Когда мы добираемся до этого узла страха и гнева, мы отчасти удивлены; но до тех пор, пока мы не примем его с подлинной любящей добротой к самим себе, пока мы не примем его с полным сочувствием к степени своей человечности, мы не сможем распустить его. Пока мы его подавляем, наша привязанность питает его корни. Признавать свой гнев для нас болезненно. Но сердиться – вполне хорошо; так же хорошо и не сердиться. Хорошо впустить гнев и выпустить. Нам следует слышать, каков он для каждого из нас. Когда я говорю, что сердиться хорошо, у некоторых людей мороз пробегает по коже: «Что вы имеете в виду? Разве сердиться хорошо? А мне говорили, что злиться плохо. Нехорошо оскорблять кого бы то ни было». Гнев – это состояние ума; для того, чтобы произвести действие, он совершает волевое усилие. Если же гнев ясно виден, он никого не оскорбляет; он оскорбляет кого-нибудь только тогда, когда мы теряемся в нем. И один из способов потеряться в нем – это говорить: «Я не сержусь!»

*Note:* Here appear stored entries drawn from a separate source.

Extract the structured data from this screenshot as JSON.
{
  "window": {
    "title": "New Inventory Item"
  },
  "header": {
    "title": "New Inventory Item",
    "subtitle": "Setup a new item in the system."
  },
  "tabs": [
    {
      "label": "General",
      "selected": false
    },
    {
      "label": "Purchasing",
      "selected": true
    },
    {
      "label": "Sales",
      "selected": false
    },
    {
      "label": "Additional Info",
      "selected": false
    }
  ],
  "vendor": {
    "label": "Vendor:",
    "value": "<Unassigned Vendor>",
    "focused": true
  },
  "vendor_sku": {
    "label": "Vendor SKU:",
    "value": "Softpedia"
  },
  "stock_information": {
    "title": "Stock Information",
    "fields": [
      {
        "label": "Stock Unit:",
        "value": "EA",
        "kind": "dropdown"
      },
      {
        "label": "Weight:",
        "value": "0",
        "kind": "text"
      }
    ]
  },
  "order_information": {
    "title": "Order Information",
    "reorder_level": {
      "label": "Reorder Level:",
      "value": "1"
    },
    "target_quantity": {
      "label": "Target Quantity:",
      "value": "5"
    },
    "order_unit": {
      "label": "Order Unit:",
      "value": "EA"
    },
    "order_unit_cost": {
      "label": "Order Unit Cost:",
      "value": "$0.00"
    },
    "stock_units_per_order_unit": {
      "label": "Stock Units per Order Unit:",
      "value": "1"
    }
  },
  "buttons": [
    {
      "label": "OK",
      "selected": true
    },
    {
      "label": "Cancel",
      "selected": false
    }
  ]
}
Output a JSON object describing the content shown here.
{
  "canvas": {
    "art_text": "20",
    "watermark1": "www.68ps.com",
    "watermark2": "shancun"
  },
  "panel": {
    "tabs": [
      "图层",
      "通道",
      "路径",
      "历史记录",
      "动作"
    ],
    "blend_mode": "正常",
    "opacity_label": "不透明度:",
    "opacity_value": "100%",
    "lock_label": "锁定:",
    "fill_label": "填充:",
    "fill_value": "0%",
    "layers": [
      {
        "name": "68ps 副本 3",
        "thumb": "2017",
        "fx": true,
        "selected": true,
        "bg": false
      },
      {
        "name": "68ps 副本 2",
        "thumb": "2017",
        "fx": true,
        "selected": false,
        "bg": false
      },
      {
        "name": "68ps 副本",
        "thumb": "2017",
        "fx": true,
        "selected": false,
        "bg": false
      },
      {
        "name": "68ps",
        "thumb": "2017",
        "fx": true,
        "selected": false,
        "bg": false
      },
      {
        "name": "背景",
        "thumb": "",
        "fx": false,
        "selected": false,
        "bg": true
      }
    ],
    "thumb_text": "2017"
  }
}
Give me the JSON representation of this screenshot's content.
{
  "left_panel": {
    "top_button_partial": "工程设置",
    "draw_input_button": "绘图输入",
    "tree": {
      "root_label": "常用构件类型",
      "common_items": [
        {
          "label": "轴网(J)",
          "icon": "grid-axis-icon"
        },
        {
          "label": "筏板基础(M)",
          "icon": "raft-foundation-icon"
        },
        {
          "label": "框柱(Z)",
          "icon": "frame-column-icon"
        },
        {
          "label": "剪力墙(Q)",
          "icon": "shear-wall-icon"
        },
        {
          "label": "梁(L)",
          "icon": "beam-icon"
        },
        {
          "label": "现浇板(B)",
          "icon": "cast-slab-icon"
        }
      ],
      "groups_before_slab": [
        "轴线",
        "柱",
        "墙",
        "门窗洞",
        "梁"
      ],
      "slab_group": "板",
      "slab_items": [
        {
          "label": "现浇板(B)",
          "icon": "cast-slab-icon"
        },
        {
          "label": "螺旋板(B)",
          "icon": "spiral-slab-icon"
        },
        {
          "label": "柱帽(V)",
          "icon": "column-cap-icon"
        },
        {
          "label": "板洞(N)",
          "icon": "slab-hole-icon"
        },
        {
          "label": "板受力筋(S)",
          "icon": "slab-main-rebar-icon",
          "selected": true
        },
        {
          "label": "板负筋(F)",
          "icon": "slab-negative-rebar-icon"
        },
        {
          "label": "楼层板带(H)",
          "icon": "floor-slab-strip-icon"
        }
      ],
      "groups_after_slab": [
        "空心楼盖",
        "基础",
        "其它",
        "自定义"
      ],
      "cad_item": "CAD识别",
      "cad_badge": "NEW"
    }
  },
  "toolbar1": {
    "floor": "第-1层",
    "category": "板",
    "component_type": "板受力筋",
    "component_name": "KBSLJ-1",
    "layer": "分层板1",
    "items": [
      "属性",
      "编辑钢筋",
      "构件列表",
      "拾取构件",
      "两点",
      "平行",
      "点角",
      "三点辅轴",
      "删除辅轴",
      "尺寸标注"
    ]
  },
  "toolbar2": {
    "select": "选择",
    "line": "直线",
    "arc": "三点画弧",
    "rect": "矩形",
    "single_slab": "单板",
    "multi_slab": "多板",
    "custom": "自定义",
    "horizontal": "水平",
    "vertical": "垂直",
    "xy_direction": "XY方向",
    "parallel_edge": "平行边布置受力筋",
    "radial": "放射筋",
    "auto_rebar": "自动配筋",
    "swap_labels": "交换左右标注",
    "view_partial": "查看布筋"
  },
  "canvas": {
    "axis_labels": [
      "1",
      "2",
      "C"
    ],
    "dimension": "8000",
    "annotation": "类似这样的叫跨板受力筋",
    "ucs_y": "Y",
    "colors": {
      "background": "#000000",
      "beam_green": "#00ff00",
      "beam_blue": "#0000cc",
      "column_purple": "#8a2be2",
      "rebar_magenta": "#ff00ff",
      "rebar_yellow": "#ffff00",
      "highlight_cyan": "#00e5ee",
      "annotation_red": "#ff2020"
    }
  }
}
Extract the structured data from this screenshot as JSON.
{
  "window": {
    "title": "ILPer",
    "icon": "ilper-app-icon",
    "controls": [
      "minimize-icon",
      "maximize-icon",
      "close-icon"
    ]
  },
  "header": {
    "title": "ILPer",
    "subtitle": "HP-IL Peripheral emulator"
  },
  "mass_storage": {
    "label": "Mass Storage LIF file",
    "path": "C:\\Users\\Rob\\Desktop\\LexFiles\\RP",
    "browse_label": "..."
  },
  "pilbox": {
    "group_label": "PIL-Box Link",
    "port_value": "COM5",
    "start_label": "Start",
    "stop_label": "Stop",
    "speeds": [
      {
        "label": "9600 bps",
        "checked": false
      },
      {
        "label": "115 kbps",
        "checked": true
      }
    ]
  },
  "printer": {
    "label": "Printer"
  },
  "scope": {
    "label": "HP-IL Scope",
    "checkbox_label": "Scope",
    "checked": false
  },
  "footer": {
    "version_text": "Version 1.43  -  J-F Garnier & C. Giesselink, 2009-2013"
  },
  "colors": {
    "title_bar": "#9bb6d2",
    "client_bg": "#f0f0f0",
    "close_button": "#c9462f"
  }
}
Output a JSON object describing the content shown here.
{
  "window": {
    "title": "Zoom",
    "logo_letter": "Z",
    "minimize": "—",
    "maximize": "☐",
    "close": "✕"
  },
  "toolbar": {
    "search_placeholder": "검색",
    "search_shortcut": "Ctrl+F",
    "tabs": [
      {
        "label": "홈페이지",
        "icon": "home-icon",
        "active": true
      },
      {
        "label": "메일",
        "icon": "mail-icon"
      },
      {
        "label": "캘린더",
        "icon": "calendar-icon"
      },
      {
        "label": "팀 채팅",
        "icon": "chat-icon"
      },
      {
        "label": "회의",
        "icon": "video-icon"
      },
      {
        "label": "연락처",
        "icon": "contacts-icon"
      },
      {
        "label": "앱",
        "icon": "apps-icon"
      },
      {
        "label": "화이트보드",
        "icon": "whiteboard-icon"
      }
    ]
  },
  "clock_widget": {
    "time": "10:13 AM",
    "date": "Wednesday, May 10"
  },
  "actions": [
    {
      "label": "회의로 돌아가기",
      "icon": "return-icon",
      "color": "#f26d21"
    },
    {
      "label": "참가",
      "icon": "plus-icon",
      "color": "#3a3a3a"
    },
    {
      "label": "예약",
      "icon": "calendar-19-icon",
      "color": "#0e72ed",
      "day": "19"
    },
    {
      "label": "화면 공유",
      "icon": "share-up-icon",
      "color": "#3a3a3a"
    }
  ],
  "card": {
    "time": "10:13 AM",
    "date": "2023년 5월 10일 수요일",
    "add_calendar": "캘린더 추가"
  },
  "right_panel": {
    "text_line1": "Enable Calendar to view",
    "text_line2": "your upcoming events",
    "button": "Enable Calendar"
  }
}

Когда мы в гневе кого-то ударили, это не больно творческий или здоровый кармический поступок в нашей жизни. Есть много удачных способов справиться с ситуацией; но подавление гнева и сжатие сердца по отношению к самим себе из-за того, что мы сердимся, не будет одним из них. Мы можем доверять себе, когда признаем свой гнев, когда признаем свой страх. Когда мы раскрываем доверие к себе, у нас оказывается достаточно сострадания и терпимости к себе, чтобы работать с этими весьма мощными эмоциональными побуждениями – они становятся нашей работой над собой вместо того, чтобы оставаться проблемой. Эти состояния ума бывают крупными событиями только тогда, когда мы питаем их или боремся с ними. Когда же мы культивируем внимательность, которая способна их принять, мы признаем свою целостность и видим все это таким, каково оно есть: здесь просто еще какой-то хлам, какие-то пузыри, проходящие через обширное пространство ума.